Dale said:
This is not correct. It is easy to write down a Lagrangian which does not have conservation of momentum. So we are not assuming the conservation of momentum merely by using the Lagrangian formalism.
That's of course true, but one must say that these Lagrangians always describe not a fundamental system but some "effective theory". E.g., you can approximately treat the motion of the planets around the Sun of our solar system as the motion of the planet in the fixed gravitational field of the Sun. Then of course momentum conservation is not fulfilled, because translation invariance is broken, because the position of the Sun is now fixed and distinguished from all other points.
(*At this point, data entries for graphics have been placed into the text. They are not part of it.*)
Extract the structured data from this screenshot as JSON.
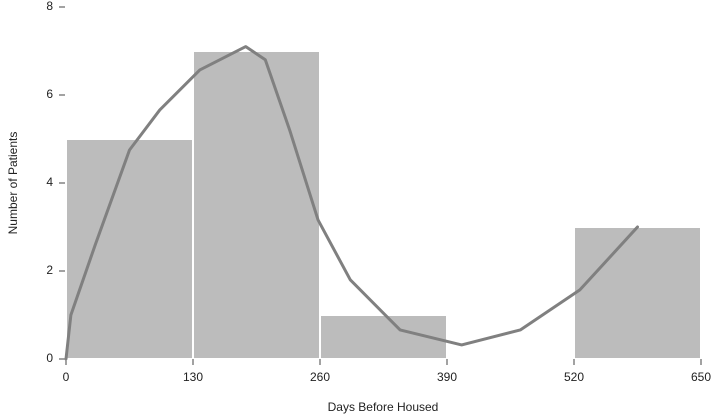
{
  "chart_data": {
    "type": "histogram",
    "xlabel": "Days Before Housed",
    "ylabel": "Number of Patients",
    "bins": [
      0,
      130,
      260,
      390,
      520,
      650
    ],
    "values": [
      5,
      7,
      1,
      0,
      3
    ],
    "color": "#bcbcbc",
    "curve": {
      "color": "#808080",
      "x": [
        0,
        5,
        30,
        65,
        96,
        137,
        184,
        204,
        229,
        258,
        291,
        342,
        405,
        465,
        526,
        585
      ],
      "values": [
        0,
        1.0,
        2.6,
        4.75,
        5.66,
        6.57,
        7.1,
        6.8,
        5.2,
        3.16,
        1.8,
        0.66,
        0.32,
        0.66,
        1.57,
        3.0
      ]
    },
    "xlim": [
      0,
      650
    ],
    "xticks": [
      0,
      130,
      260,
      390,
      520,
      650
    ],
    "ylim": [
      0,
      8
    ],
    "yticks": [
      0,
      2,
      4,
      6,
      8
    ]
  }
}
You still have time-translation invariance (i.e., the Lagrangian doesn't explicitly depend on time) and rotational invariance around the position of the Sun (when treating the gravitational field as the central one of a "point mass", which is of course another approximation since the Sun is not exactly spherically symmetric).
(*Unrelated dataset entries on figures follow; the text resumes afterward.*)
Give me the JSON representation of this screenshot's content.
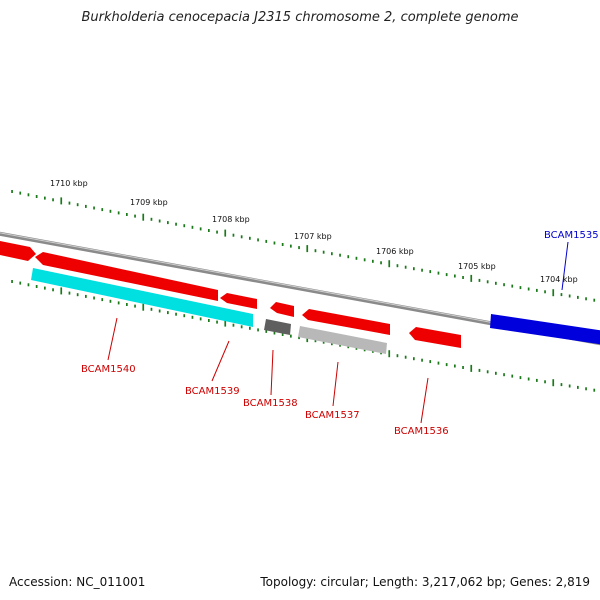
{
  "title": "Burkholderia cenocepacia J2315 chromosome 2, complete genome",
  "footer": {
    "accession": "Accession: NC_011001",
    "info": "Topology: circular; Length: 3,217,062 bp; Genes: 2,819"
  },
  "colors": {
    "gene_forward": "#ee0000",
    "gene_reverse_highlight": "#00e5e5",
    "gene_grey_dark": "#666666",
    "gene_grey_light": "#bbbbbb",
    "gene_blue": "#0000dd",
    "tick": "#1a7a1a",
    "backbone": "#888888",
    "label_red": "#cc0000",
    "label_blue": "#0000cc"
  },
  "kbp_labels": [
    "1710 kbp",
    "1709 kbp",
    "1708 kbp",
    "1707 kbp",
    "1706 kbp",
    "1705 kbp",
    "1704 kbp"
  ],
  "genes": [
    {
      "id": "g0",
      "name": "",
      "color": "#ee0000",
      "arrow": "right"
    },
    {
      "id": "g1540",
      "name": "",
      "color": "#ee0000",
      "arrow": "left"
    },
    {
      "id": "g1540b",
      "name": "BCAM1540",
      "color": "#00e5e5",
      "arrow": "none"
    },
    {
      "id": "g1539",
      "name": "BCAM1539",
      "color": "#ee0000",
      "arrow": "left"
    },
    {
      "id": "g1538",
      "name": "BCAM1538",
      "color": "#666666",
      "arrow": "none"
    },
    {
      "id": "g1538r",
      "name": "",
      "color": "#ee0000",
      "arrow": "left"
    },
    {
      "id": "g1537r",
      "name": "",
      "color": "#ee0000",
      "arrow": "left"
    },
    {
      "id": "g1537",
      "name": "BCAM1537",
      "color": "#bbbbbb",
      "arrow": "none"
    },
    {
      "id": "g1536",
      "name": "BCAM1536",
      "color": "#ee0000",
      "arrow": "left"
    },
    {
      "id": "g1535",
      "name": "BCAM1535",
      "color": "#0000dd",
      "arrow": "none"
    }
  ]
}
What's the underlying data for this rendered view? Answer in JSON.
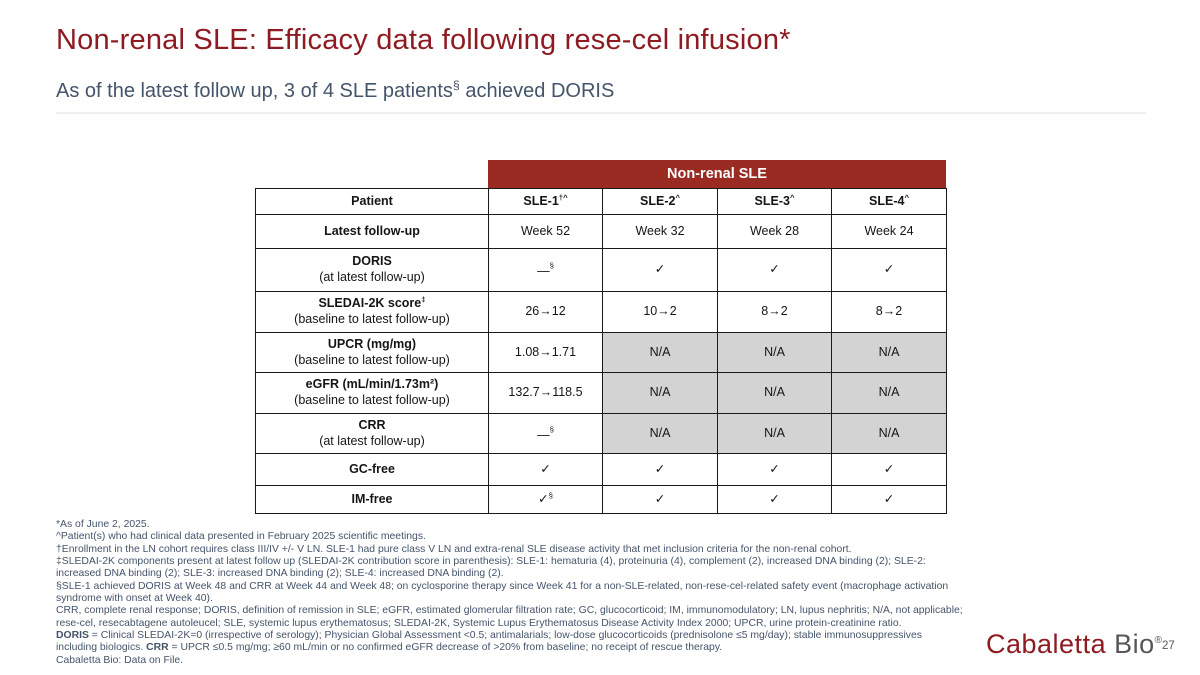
{
  "slide": {
    "title": "Non-renal SLE: Efficacy data following rese-cel infusion*",
    "subtitle_segments": [
      {
        "t": "As of the latest follow up, 3 of 4 SLE patients"
      },
      {
        "t": "§",
        "s": 1
      },
      {
        "t": " achieved DORIS"
      }
    ]
  },
  "table": {
    "band": "Non-renal SLE",
    "header": {
      "corner": [
        {
          "t": "Patient"
        }
      ],
      "cols": [
        [
          {
            "t": "SLE-1"
          },
          {
            "t": "†^",
            "s": 1
          }
        ],
        [
          {
            "t": "SLE-2"
          },
          {
            "t": "^",
            "s": 1
          }
        ],
        [
          {
            "t": "SLE-3"
          },
          {
            "t": "^",
            "s": 1
          }
        ],
        [
          {
            "t": "SLE-4"
          },
          {
            "t": "^",
            "s": 1
          }
        ]
      ]
    },
    "rows": [
      {
        "label": [
          {
            "t": "Latest follow-up"
          }
        ],
        "sub": null,
        "cells": [
          {
            "kind": "text",
            "segs": [
              {
                "t": "Week 52"
              }
            ]
          },
          {
            "kind": "text",
            "segs": [
              {
                "t": "Week 32"
              }
            ]
          },
          {
            "kind": "text",
            "segs": [
              {
                "t": "Week 28"
              }
            ]
          },
          {
            "kind": "text",
            "segs": [
              {
                "t": "Week 24"
              }
            ]
          }
        ]
      },
      {
        "label": [
          {
            "t": "DORIS"
          }
        ],
        "sub": [
          {
            "t": "(at latest follow-up)"
          }
        ],
        "cells": [
          {
            "kind": "dash",
            "segs": [
              {
                "t": "—",
                "dash": 1
              },
              {
                "t": "§",
                "s": 1
              }
            ]
          },
          {
            "kind": "check",
            "segs": [
              {
                "t": "✓"
              }
            ]
          },
          {
            "kind": "check",
            "segs": [
              {
                "t": "✓"
              }
            ]
          },
          {
            "kind": "check",
            "segs": [
              {
                "t": "✓"
              }
            ]
          }
        ]
      },
      {
        "label": [
          {
            "t": "SLEDAI-2K score"
          },
          {
            "t": "‡",
            "s": 1
          }
        ],
        "sub": [
          {
            "t": "(baseline to latest follow-up)"
          }
        ],
        "cells": [
          {
            "kind": "text",
            "segs": [
              {
                "t": "26→12"
              }
            ]
          },
          {
            "kind": "text",
            "segs": [
              {
                "t": "10→2"
              }
            ]
          },
          {
            "kind": "text",
            "segs": [
              {
                "t": "8→2"
              }
            ]
          },
          {
            "kind": "text",
            "segs": [
              {
                "t": "8→2"
              }
            ]
          }
        ]
      },
      {
        "label": [
          {
            "t": "UPCR (mg/mg)"
          }
        ],
        "sub": [
          {
            "t": "(baseline to latest follow-up)"
          }
        ],
        "cells": [
          {
            "kind": "text",
            "segs": [
              {
                "t": "1.08→1.71"
              }
            ]
          },
          {
            "kind": "na",
            "segs": [
              {
                "t": "N/A"
              }
            ]
          },
          {
            "kind": "na",
            "segs": [
              {
                "t": "N/A"
              }
            ]
          },
          {
            "kind": "na",
            "segs": [
              {
                "t": "N/A"
              }
            ]
          }
        ]
      },
      {
        "label": [
          {
            "t": "eGFR (mL/min/1.73m²)"
          }
        ],
        "sub": [
          {
            "t": "(baseline to latest follow-up)"
          }
        ],
        "cells": [
          {
            "kind": "text",
            "segs": [
              {
                "t": "132.7→118.5"
              }
            ]
          },
          {
            "kind": "na",
            "segs": [
              {
                "t": "N/A"
              }
            ]
          },
          {
            "kind": "na",
            "segs": [
              {
                "t": "N/A"
              }
            ]
          },
          {
            "kind": "na",
            "segs": [
              {
                "t": "N/A"
              }
            ]
          }
        ]
      },
      {
        "label": [
          {
            "t": "CRR"
          }
        ],
        "sub": [
          {
            "t": "(at latest follow-up)"
          }
        ],
        "cells": [
          {
            "kind": "dash",
            "segs": [
              {
                "t": "—",
                "dash": 1
              },
              {
                "t": "§",
                "s": 1
              }
            ]
          },
          {
            "kind": "na",
            "segs": [
              {
                "t": "N/A"
              }
            ]
          },
          {
            "kind": "na",
            "segs": [
              {
                "t": "N/A"
              }
            ]
          },
          {
            "kind": "na",
            "segs": [
              {
                "t": "N/A"
              }
            ]
          }
        ]
      },
      {
        "label": [
          {
            "t": "GC-free"
          }
        ],
        "sub": null,
        "cells": [
          {
            "kind": "check",
            "segs": [
              {
                "t": "✓"
              }
            ]
          },
          {
            "kind": "check",
            "segs": [
              {
                "t": "✓"
              }
            ]
          },
          {
            "kind": "check",
            "segs": [
              {
                "t": "✓"
              }
            ]
          },
          {
            "kind": "check",
            "segs": [
              {
                "t": "✓"
              }
            ]
          }
        ]
      },
      {
        "label": [
          {
            "t": "IM-free"
          }
        ],
        "sub": null,
        "cells": [
          {
            "kind": "check",
            "segs": [
              {
                "t": "✓"
              },
              {
                "t": "§",
                "s": 1
              }
            ]
          },
          {
            "kind": "check",
            "segs": [
              {
                "t": "✓"
              }
            ]
          },
          {
            "kind": "check",
            "segs": [
              {
                "t": "✓"
              }
            ]
          },
          {
            "kind": "check",
            "segs": [
              {
                "t": "✓"
              }
            ]
          }
        ]
      }
    ]
  },
  "footnotes": [
    [
      {
        "t": "*As of June 2, 2025."
      }
    ],
    [
      {
        "t": "^Patient(s) who had clinical data presented in February 2025 scientific meetings."
      }
    ],
    [
      {
        "t": "†Enrollment in the LN cohort requires class III/IV +/- V LN. SLE-1 had pure class V LN and extra-renal SLE disease activity that met inclusion criteria for the non-renal cohort."
      }
    ],
    [
      {
        "t": "‡SLEDAI-2K components present at latest follow up (SLEDAI-2K contribution score in parenthesis): SLE-1: hematuria (4), proteinuria (4), complement (2), increased DNA binding (2); SLE-2: increased DNA binding (2); SLE-3: increased DNA binding (2); SLE-4: increased DNA binding (2)."
      }
    ],
    [
      {
        "t": "§SLE-1 achieved DORIS at Week 48 and CRR at Week 44 and Week 48; on cyclosporine therapy since Week 41 for a non-SLE-related, non-rese-cel-related safety event (macrophage activation syndrome with onset at Week 40)."
      }
    ],
    [
      {
        "t": "CRR, complete renal response; DORIS, definition of remission in SLE; eGFR, estimated glomerular filtration rate; GC, glucocorticoid; IM, immunomodulatory; LN, lupus nephritis; N/A, not applicable; rese-cel, resecabtagene autoleucel; SLE, systemic lupus erythematosus; SLEDAI-2K, Systemic Lupus Erythematosus Disease Activity Index 2000; UPCR, urine protein-creatinine ratio."
      }
    ],
    [
      {
        "t": "DORIS",
        "b": 1
      },
      {
        "t": " = Clinical SLEDAI-2K=0 (irrespective of serology); Physician Global Assessment <0.5; antimalarials; low-dose glucocorticoids (prednisolone ≤5 mg/day); stable immunosuppressives including biologics. "
      },
      {
        "t": "CRR",
        "b": 1
      },
      {
        "t": " = UPCR ≤0.5 mg/mg; ≥60 mL/min or no confirmed eGFR decrease of >20% from baseline; no receipt of rescue therapy."
      }
    ],
    [
      {
        "t": "Cabaletta Bio: Data on File."
      }
    ]
  ],
  "footer": {
    "logo_cabaletta": "Cabaletta",
    "logo_bio": " Bio",
    "reg_mark": "®",
    "page_number": "27"
  },
  "colors": {
    "title_red": "#8E1B21",
    "band_red": "#9A2B23",
    "check_green": "#2BAE5C",
    "na_gray": "#D3D3D3",
    "subtitle_slate": "#44546A"
  }
}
On the other hand, the Lagrangian or Hamiltonian formalism of the least-action principle makes it easy to determine, how the dynamical laws look like given symmetries, particularly the spacetime symmetries of Newtonian mechanics, i.e., invariance of the physical laws under the connected part of the Galilei group, which is a 10-parameter Lie group and thus implies 10 conserved quantities a la Noether: energy (1), momentum (3), angular momentum (3), and center-of-mass velocity (3).
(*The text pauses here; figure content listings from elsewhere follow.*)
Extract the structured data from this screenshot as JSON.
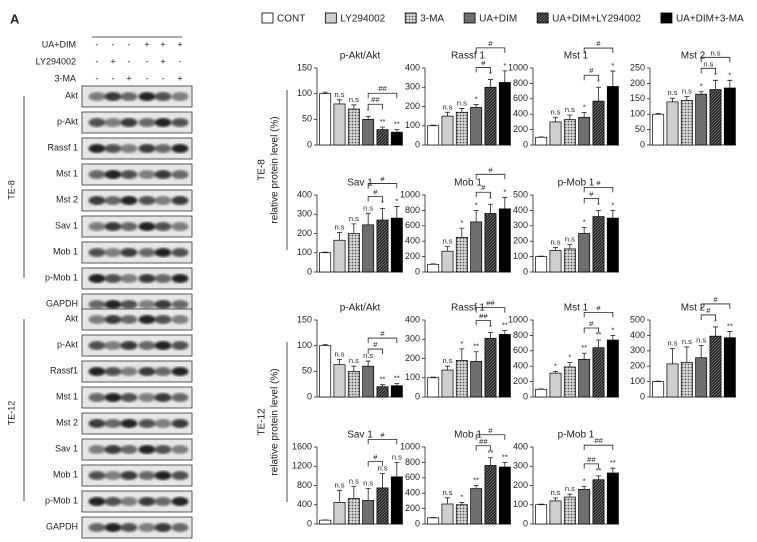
{
  "figure": {
    "panel": "A",
    "ylabel": "relative protein level (%)",
    "treatments": [
      {
        "name": "UA+DIM",
        "signs": [
          "-",
          "-",
          "-",
          "+",
          "+",
          "+"
        ]
      },
      {
        "name": "LY294002",
        "signs": [
          "-",
          "+",
          "-",
          "-",
          "+",
          "-"
        ]
      },
      {
        "name": "3-MA",
        "signs": [
          "-",
          "-",
          "+",
          "-",
          "-",
          "+"
        ]
      }
    ],
    "blots": [
      {
        "cell": "TE-8",
        "bands": [
          "Akt",
          "p-Akt",
          "Rassf 1",
          "Mst 1",
          "Mst 2",
          "Sav 1",
          "Mob 1",
          "p-Mob 1",
          "GAPDH"
        ]
      },
      {
        "cell": "TE-12",
        "bands": [
          "Akt",
          "p-Akt",
          "Rassf1",
          "Mst 1",
          "Mst 2",
          "Sav 1",
          "Mob 1",
          "p-Mob 1",
          "GAPDH"
        ]
      }
    ],
    "legend": [
      {
        "name": "CONT",
        "color": "#ffffff"
      },
      {
        "name": "LY294002",
        "color": "#cfcfcf"
      },
      {
        "name": "3-MA",
        "color": "#9a9a9a",
        "pattern": "dots"
      },
      {
        "name": "UA+DIM",
        "color": "#6e6e6e"
      },
      {
        "name": "UA+DIM+LY294002",
        "color": "#333333",
        "pattern": "hatch"
      },
      {
        "name": "UA+DIM+3-MA",
        "color": "#000000"
      }
    ]
  },
  "chart_data": [
    {
      "type": "bar",
      "title": "p-Akt/Akt",
      "values": [
        100,
        80,
        70,
        50,
        30,
        25
      ],
      "errors": [
        3,
        8,
        8,
        6,
        5,
        5
      ],
      "annotations": [
        null,
        "n.s",
        "n.s",
        "*",
        "**",
        "**"
      ],
      "brackets": [
        {
          "from": 3,
          "to": 4,
          "label": "##"
        },
        {
          "from": 3,
          "to": 5,
          "label": "##"
        }
      ],
      "ylim": [
        0,
        150
      ],
      "yticks": [
        0,
        50,
        100,
        150
      ]
    },
    {
      "type": "bar",
      "title": "Rassf 1",
      "values": [
        100,
        150,
        170,
        195,
        300,
        325
      ],
      "errors": [
        3,
        20,
        20,
        15,
        40,
        60
      ],
      "annotations": [
        null,
        "n.s",
        "n.s",
        "*",
        "*",
        "*"
      ],
      "brackets": [
        {
          "from": 3,
          "to": 4,
          "label": "#"
        },
        {
          "from": 3,
          "to": 5,
          "label": "#"
        }
      ],
      "ylim": [
        0,
        400
      ],
      "yticks": [
        0,
        100,
        200,
        300,
        400
      ]
    },
    {
      "type": "bar",
      "title": "Mst 1",
      "values": [
        100,
        300,
        330,
        360,
        570,
        760
      ],
      "errors": [
        5,
        60,
        60,
        60,
        180,
        200
      ],
      "annotations": [
        null,
        "n.s",
        "n.s",
        "*",
        "*",
        "*"
      ],
      "brackets": [
        {
          "from": 3,
          "to": 4,
          "label": "#"
        },
        {
          "from": 3,
          "to": 5,
          "label": "#"
        }
      ],
      "ylim": [
        0,
        1000
      ],
      "yticks": [
        0,
        200,
        400,
        600,
        800,
        1000
      ]
    },
    {
      "type": "bar",
      "title": "Mst 2",
      "values": [
        100,
        140,
        145,
        165,
        180,
        185
      ],
      "errors": [
        2,
        12,
        12,
        8,
        30,
        25
      ],
      "annotations": [
        null,
        "n.s",
        "n.s",
        "*",
        "*",
        "*"
      ],
      "brackets": [
        {
          "from": 3,
          "to": 4,
          "label": "n.s"
        },
        {
          "from": 3,
          "to": 5,
          "label": "n.s"
        }
      ],
      "ylim": [
        0,
        250
      ],
      "yticks": [
        0,
        50,
        100,
        150,
        200,
        250
      ]
    },
    {
      "type": "bar",
      "title": "Sav 1",
      "values": [
        100,
        165,
        200,
        245,
        270,
        280
      ],
      "errors": [
        3,
        40,
        50,
        60,
        60,
        60
      ],
      "annotations": [
        null,
        "n.s",
        "n.s",
        "n.s",
        "*",
        "*"
      ],
      "brackets": [
        {
          "from": 3,
          "to": 4,
          "label": "#"
        },
        {
          "from": 3,
          "to": 5,
          "label": "#"
        }
      ],
      "ylim": [
        0,
        400
      ],
      "yticks": [
        0,
        100,
        200,
        300,
        400
      ]
    },
    {
      "type": "bar",
      "title": "Mob 1",
      "values": [
        100,
        270,
        450,
        650,
        760,
        820
      ],
      "errors": [
        5,
        60,
        120,
        150,
        120,
        150
      ],
      "annotations": [
        null,
        "n.s",
        "*",
        "*",
        "*",
        "*"
      ],
      "brackets": [
        {
          "from": 3,
          "to": 4,
          "label": "#"
        },
        {
          "from": 3,
          "to": 5,
          "label": "#"
        }
      ],
      "ylim": [
        0,
        1000
      ],
      "yticks": [
        0,
        200,
        400,
        600,
        800,
        1000
      ]
    },
    {
      "type": "bar",
      "title": "p-Mob 1",
      "values": [
        100,
        140,
        150,
        250,
        360,
        350
      ],
      "errors": [
        3,
        20,
        30,
        40,
        40,
        50
      ],
      "annotations": [
        null,
        "n.s",
        "n.s",
        "*",
        "*",
        "*"
      ],
      "brackets": [
        {
          "from": 3,
          "to": 4,
          "label": "#"
        },
        {
          "from": 3,
          "to": 5,
          "label": "#"
        }
      ],
      "ylim": [
        0,
        500
      ],
      "yticks": [
        0,
        100,
        200,
        300,
        400,
        500
      ]
    },
    {
      "type": "bar",
      "title": "p-Akt/Akt",
      "values": [
        100,
        63,
        50,
        60,
        20,
        22
      ],
      "errors": [
        2,
        10,
        10,
        10,
        4,
        4
      ],
      "annotations": [
        null,
        "n.s",
        "n.s",
        "n.s",
        "**",
        "**"
      ],
      "brackets": [
        {
          "from": 3,
          "to": 4,
          "label": "#"
        },
        {
          "from": 3,
          "to": 5,
          "label": "#"
        }
      ],
      "ylim": [
        0,
        150
      ],
      "yticks": [
        0,
        50,
        100,
        150
      ]
    },
    {
      "type": "bar",
      "title": "Rassf 1",
      "values": [
        100,
        140,
        190,
        185,
        305,
        325
      ],
      "errors": [
        3,
        20,
        60,
        50,
        30,
        20
      ],
      "annotations": [
        null,
        "n.s",
        "*",
        "**",
        "*",
        "**"
      ],
      "brackets": [
        {
          "from": 3,
          "to": 4,
          "label": "##"
        },
        {
          "from": 3,
          "to": 5,
          "label": "##"
        }
      ],
      "ylim": [
        0,
        400
      ],
      "yticks": [
        0,
        100,
        200,
        300,
        400
      ]
    },
    {
      "type": "bar",
      "title": "Mst 1",
      "values": [
        100,
        310,
        390,
        490,
        640,
        740
      ],
      "errors": [
        5,
        20,
        60,
        80,
        100,
        60
      ],
      "annotations": [
        null,
        "*",
        "*",
        "**",
        "**",
        "*"
      ],
      "brackets": [
        {
          "from": 3,
          "to": 4,
          "label": "#"
        },
        {
          "from": 3,
          "to": 5,
          "label": "#"
        }
      ],
      "ylim": [
        0,
        1000
      ],
      "yticks": [
        0,
        200,
        400,
        600,
        800,
        1000
      ]
    },
    {
      "type": "bar",
      "title": "Mst 2",
      "values": [
        100,
        215,
        225,
        255,
        395,
        385
      ],
      "errors": [
        3,
        100,
        100,
        80,
        60,
        40
      ],
      "annotations": [
        null,
        "n.s",
        "n.s",
        "n.s",
        "*",
        "**"
      ],
      "brackets": [
        {
          "from": 3,
          "to": 4,
          "label": "#"
        },
        {
          "from": 3,
          "to": 5,
          "label": "#"
        }
      ],
      "ylim": [
        0,
        500
      ],
      "yticks": [
        0,
        100,
        200,
        300,
        400,
        500
      ]
    },
    {
      "type": "bar",
      "title": "Sav 1",
      "values": [
        80,
        450,
        530,
        490,
        750,
        980
      ],
      "errors": [
        5,
        250,
        250,
        250,
        300,
        300
      ],
      "annotations": [
        null,
        "n.s",
        "n.s",
        "n.s",
        "n.s",
        "n.s"
      ],
      "brackets": [
        {
          "from": 3,
          "to": 4,
          "label": "#"
        },
        {
          "from": 3,
          "to": 5,
          "label": "#"
        }
      ],
      "ylim": [
        0,
        1600
      ],
      "yticks": [
        0,
        400,
        800,
        1200,
        1600
      ]
    },
    {
      "type": "bar",
      "title": "Mob 1",
      "values": [
        80,
        260,
        250,
        460,
        760,
        740
      ],
      "errors": [
        5,
        80,
        30,
        40,
        100,
        60
      ],
      "annotations": [
        null,
        "n.s",
        "*",
        "**",
        "**",
        "**"
      ],
      "brackets": [
        {
          "from": 3,
          "to": 4,
          "label": "##"
        },
        {
          "from": 3,
          "to": 5,
          "label": "#"
        }
      ],
      "ylim": [
        0,
        1000
      ],
      "yticks": [
        0,
        200,
        400,
        600,
        800,
        1000
      ]
    },
    {
      "type": "bar",
      "title": "p-Mob 1",
      "values": [
        100,
        120,
        140,
        180,
        230,
        265
      ],
      "errors": [
        3,
        15,
        15,
        15,
        20,
        25
      ],
      "annotations": [
        null,
        "n.s",
        "n.s",
        "*",
        "**",
        "**"
      ],
      "brackets": [
        {
          "from": 3,
          "to": 4,
          "label": "##"
        },
        {
          "from": 3,
          "to": 5,
          "label": "##"
        }
      ],
      "ylim": [
        0,
        400
      ],
      "yticks": [
        0,
        100,
        200,
        300,
        400
      ]
    }
  ]
}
Indeed, when treating the Sun-planet problem as a closed two-body problem of "point masses", all 10 conservation Laws are fulfilled, because it obeys the full Galilei symmetry of Newtonian spacetime.
Dale said:
Where your point is valid is that when we are talking about explanations based on generally accepted assumptions the assumption that the laws of physics can be written in the Lagrangian formalism is a big one. While it is generally accepted and non-controversial for physicists, it may not be so acceptable for non-physicists. We would do good to recall that, but to call it "cheating" is unjustified. It is valid reasoning for the intended audience of this forum.
Well, physics is an empirical science, and so far the formulation of the dynamical laws in terms of the action principle is, on the fundamental level, very successful. In fact all of physics is formulated in terms of the action principle for various fields. For the known elementary particles and all interactions except gravity, it's even a fully quantized quantum field theory. Gravity is described by a classical (i.e., non-quantum) field theory, which also is most conveniently derived from the Hilbert action. In fact Hilbert got the correct Einstein-field equations even a bit earlier in 1915 than Einstein himself, using the action principle ;-)).